6/19/2002

Permission to link

Filed under:General — eric @ 1:17 am

Some big businesses have taken to the absurd notion that one must obtain permission before linking to their online content. This is akin to a department store forbidding you to tell your friend which aisle you can find socks or a restaurant forbidding you to tell anyone their street address. And now NPR, who really ought to know better, has announced the same policy. Well, boo to them. Here’s a here’s a completely unauthorized link to this morning’s segment on World Sauntering Day from Morning Edition in RealAudio format. And, for good measure, here’s a link to their segment on Jack Buck. Take that, National Public Radio!

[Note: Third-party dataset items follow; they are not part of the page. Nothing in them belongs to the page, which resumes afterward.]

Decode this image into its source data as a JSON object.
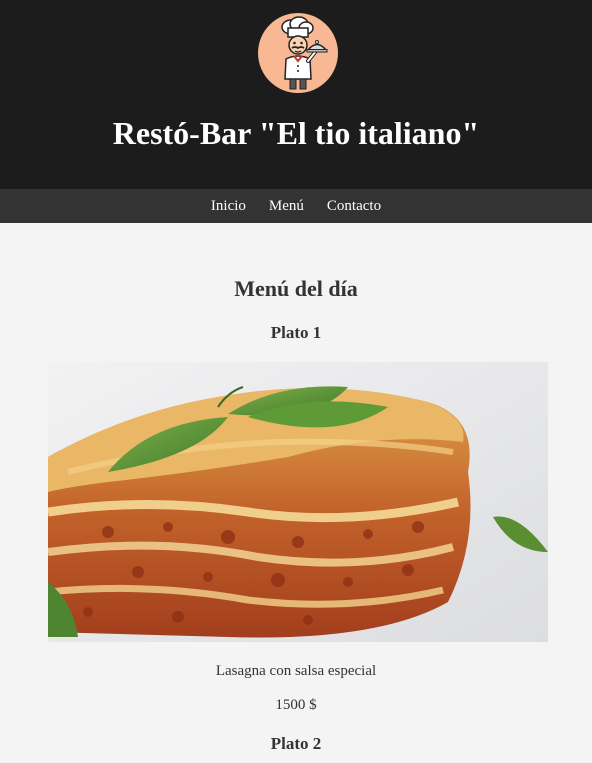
{
  "header": {
    "logo_icon": "chef-icon",
    "site_title": "Restó-Bar \"El tio italiano\"",
    "colors": {
      "background": "#1c1c1c",
      "logo_circle": "#f7b893"
    }
  },
  "nav": {
    "items": [
      {
        "label": "Inicio"
      },
      {
        "label": "Menú"
      },
      {
        "label": "Contacto"
      }
    ],
    "colors": {
      "background": "#333333",
      "text": "#ffffff"
    }
  },
  "main": {
    "section_title": "Menú del día",
    "dishes": [
      {
        "title": "Plato 1",
        "image_icon": "lasagna-image",
        "description": "Lasagna con salsa especial",
        "price": "1500 $"
      },
      {
        "title": "Plato 2"
      }
    ],
    "colors": {
      "background": "#f4f4f4",
      "text": "#333333"
    }
  }
}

(Side note: The NPR web staff munged their own link to the World Sauntering Day story. My link may be the only one in the world that correctly points to the story, and it’s 100% unauthorized.)

5 Comments »

  1. The thing is, even if you tell someone what asile the socks are on, your friend still needs to go through the front door and pass the displays. So it’s a bad analogy.

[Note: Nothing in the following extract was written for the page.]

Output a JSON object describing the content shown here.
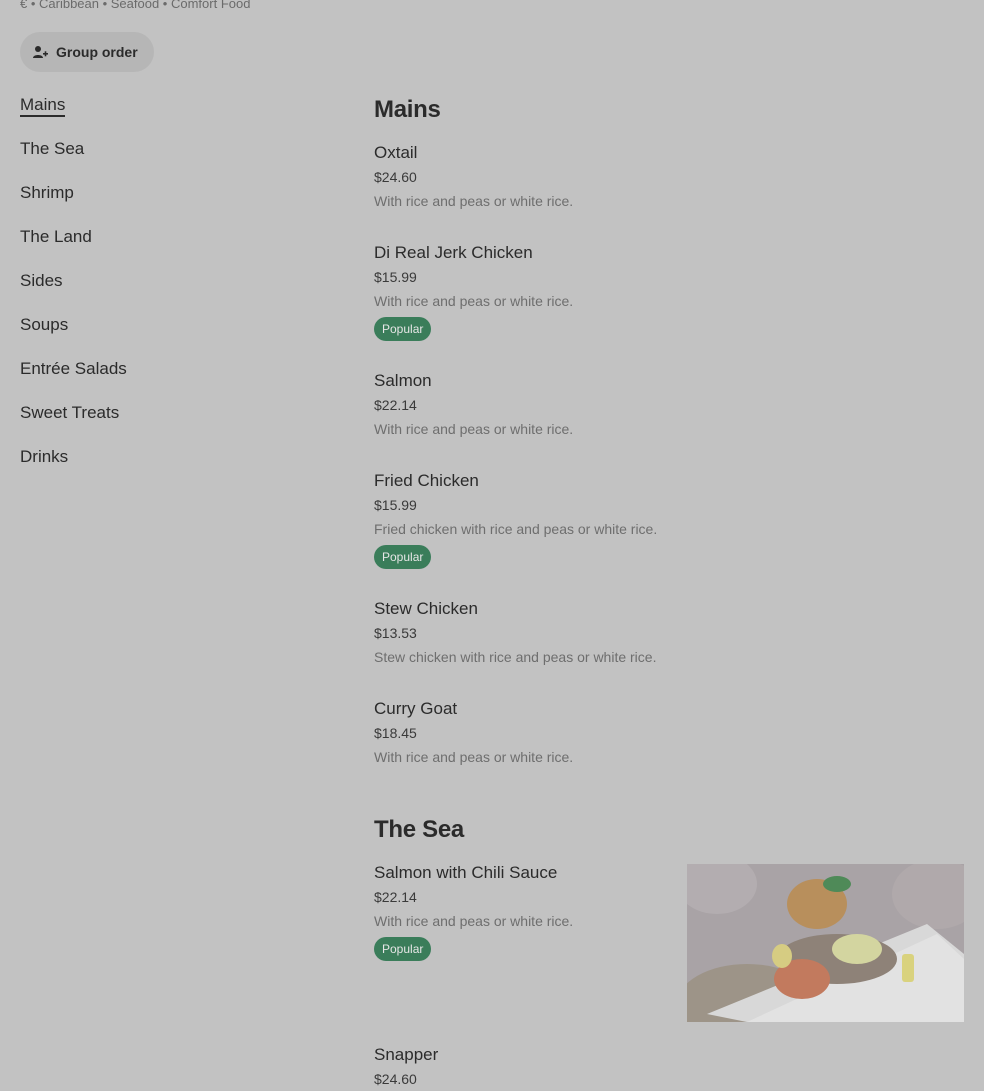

    Comment by Anonymous — 6/19/2002 @ 3:23 am

  2. Bad analogy or not, it’s still a ridiculous policy. Sheesh. :P

    Comment by Blaise — 6/19/2002 @ 10:13 am

  3. Wired has a funny bit of commentary on the whole policy.

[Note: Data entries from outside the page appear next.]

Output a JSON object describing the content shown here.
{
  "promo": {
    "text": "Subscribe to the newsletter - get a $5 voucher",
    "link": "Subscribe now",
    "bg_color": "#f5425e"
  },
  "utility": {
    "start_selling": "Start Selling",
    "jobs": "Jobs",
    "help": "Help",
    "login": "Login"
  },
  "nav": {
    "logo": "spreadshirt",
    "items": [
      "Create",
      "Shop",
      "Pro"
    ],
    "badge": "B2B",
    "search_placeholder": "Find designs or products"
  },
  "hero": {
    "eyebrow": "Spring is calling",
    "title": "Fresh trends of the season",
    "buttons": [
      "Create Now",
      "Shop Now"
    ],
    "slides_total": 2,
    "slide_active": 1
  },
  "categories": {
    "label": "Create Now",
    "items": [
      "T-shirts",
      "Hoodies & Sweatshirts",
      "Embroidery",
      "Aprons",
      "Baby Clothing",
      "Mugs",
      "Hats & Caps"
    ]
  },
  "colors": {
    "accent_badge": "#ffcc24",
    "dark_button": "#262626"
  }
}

    Comment by eric — 6/20/2002 @ 1:03 am

  4. What sort of permissions? Do you need to pay for them?

    Comment by Matt — 6/20/2002 @ 9:22 am

  5. No fees, just permission. click on the policy announcement above for the scoop.

    And maybe the store wasn’t the most perfect analogy. Maybe this: it’s akin to a newspaper forbidding you from clipping out a story to give to someone. And forbidding you from giving them the entire page or section that the story was found in. And, forbidding you from passing on the entire paper without permission.

    Clipping an article is like deep linking content (like I did to the two segment links above). Giving someone the whole page or section would be like the “this morning” or “Morning Edition” links above. And passing on the entire paper would be like linking to the front page, like the “NPR” link.